Third, the WEareEMPOWERED initiative provides innovative spaces at each school to drive innovation. The Media Centers at each school were reimagined as Innovation Hubs. “These are the biggest instructional areas of our schools, and while books are still an important staple of learning, these spaces now include so much more for our students and staff. We now have flexible furniture, video conferences, 3D printing, Virtual reality stations and green screen video production areas, along with tech support,” Wesley added. “These spaces have been a huge hit with our students and staff and the flexibility has allowed for endless events, multi-class learning and individual creativity as well as studying. This space will continue to evolve through student and staff voice and innovations in learning and technologies and we look forward to adding more options!”

These three areas have combined to lead purposeful transformation that will continue to take shape with the feedback that Lakota has received from students, staff, and parents. “With student and staff voice being such a big part of this initiative, we have been very pleased to receive the responses we have in just the first year. The vast majority of our student, staff, and community feedback has been very positive, and the new opportunities created for our students have been amazing to watch flourish. But even when we receive constructive criticism, it’s very helpful since it represents something critical to one of our stakeholders, and that is just as valuable,” said Wesley.

Lessons Learned

With any large initiative, there is always room for improvement. “We didn’t get this right overnight. It took several passionate discussions by dedicated staff and countless planning sessions with key members of our district, regardless of their department, title or school and several pilots. By creating small pockets of actual teachers and students innovating instruction, with or without technology, allowed everyone to see it in action and experience it in small amounts. Ease into it, if you will, which seemed to decrease the stress of change. It also allowed us to identify what worked and what didn’t and fine tune as we scaled up.

“My biggest suggestion to other districts looking to transform their approach without getting caught in the technology first, technology vs. instruction traps, etc.…leave the past at the door, start with a clean slate. Define your why as a district-wide team, define clear action items and funding at all levels. Work in teams, not department silos, to design new processes and approaches. Continue to collaborate and most importantly, support each other. Working directly with our curriculum team, our principals, our teachers and teacher leaders, our support staff and our executive team to see this come to life has been very rewarding…we have amazing people supporting this vision!

“I would also be remiss if I didn’t include the great resources we used to building and execute WEareEMPOWERED. Organizations such as ISTE, Future Ready Schools, Digital Promise League of Innovative Schools, CoSN, area and national school partners, and our Twitter PLNs have been amazing resources.
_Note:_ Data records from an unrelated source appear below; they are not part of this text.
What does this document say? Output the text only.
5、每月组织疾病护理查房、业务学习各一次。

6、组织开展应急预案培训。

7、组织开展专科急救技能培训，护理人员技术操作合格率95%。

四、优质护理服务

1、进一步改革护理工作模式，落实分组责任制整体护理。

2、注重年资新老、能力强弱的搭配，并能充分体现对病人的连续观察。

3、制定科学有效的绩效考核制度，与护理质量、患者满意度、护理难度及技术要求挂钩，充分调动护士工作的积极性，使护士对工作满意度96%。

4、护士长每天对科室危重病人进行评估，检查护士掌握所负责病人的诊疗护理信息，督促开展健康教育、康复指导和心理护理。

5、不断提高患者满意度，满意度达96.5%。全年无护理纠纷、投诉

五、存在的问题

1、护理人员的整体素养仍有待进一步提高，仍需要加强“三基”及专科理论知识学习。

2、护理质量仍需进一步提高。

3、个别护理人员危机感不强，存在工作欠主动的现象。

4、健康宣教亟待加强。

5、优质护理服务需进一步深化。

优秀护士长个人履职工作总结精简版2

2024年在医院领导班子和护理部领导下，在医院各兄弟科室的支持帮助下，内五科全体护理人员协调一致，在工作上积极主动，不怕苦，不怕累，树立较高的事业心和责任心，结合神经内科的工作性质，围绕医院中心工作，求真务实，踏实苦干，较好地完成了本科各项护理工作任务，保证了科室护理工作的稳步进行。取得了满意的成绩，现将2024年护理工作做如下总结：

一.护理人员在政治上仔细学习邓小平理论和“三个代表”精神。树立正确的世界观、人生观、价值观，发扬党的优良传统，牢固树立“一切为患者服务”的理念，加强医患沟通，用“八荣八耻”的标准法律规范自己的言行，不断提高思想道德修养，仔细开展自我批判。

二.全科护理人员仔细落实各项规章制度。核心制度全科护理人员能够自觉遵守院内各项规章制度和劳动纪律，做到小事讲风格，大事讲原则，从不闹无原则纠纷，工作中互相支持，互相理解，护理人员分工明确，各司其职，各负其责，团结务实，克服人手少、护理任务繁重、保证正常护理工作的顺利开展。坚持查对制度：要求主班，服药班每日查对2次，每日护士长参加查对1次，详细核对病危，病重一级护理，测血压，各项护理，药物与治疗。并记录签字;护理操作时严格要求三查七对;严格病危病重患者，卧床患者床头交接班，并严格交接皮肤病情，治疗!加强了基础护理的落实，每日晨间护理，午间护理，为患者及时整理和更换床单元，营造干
“Lastly, communication and clear messaging have been extremely important. We developed a brand, logo, social media and community communication strategy, and most importantly a T-shirt. I’ve seen students, teachers, administrations, support staff, teacher leaders, parents, volunteers, and national education influencers and leaders all wearing our WEareEMPOWERED T-shirt…It’s been an amazing journey–been there, done that, have the T-shirt. And there will be plenty more cause we’re just getting started!”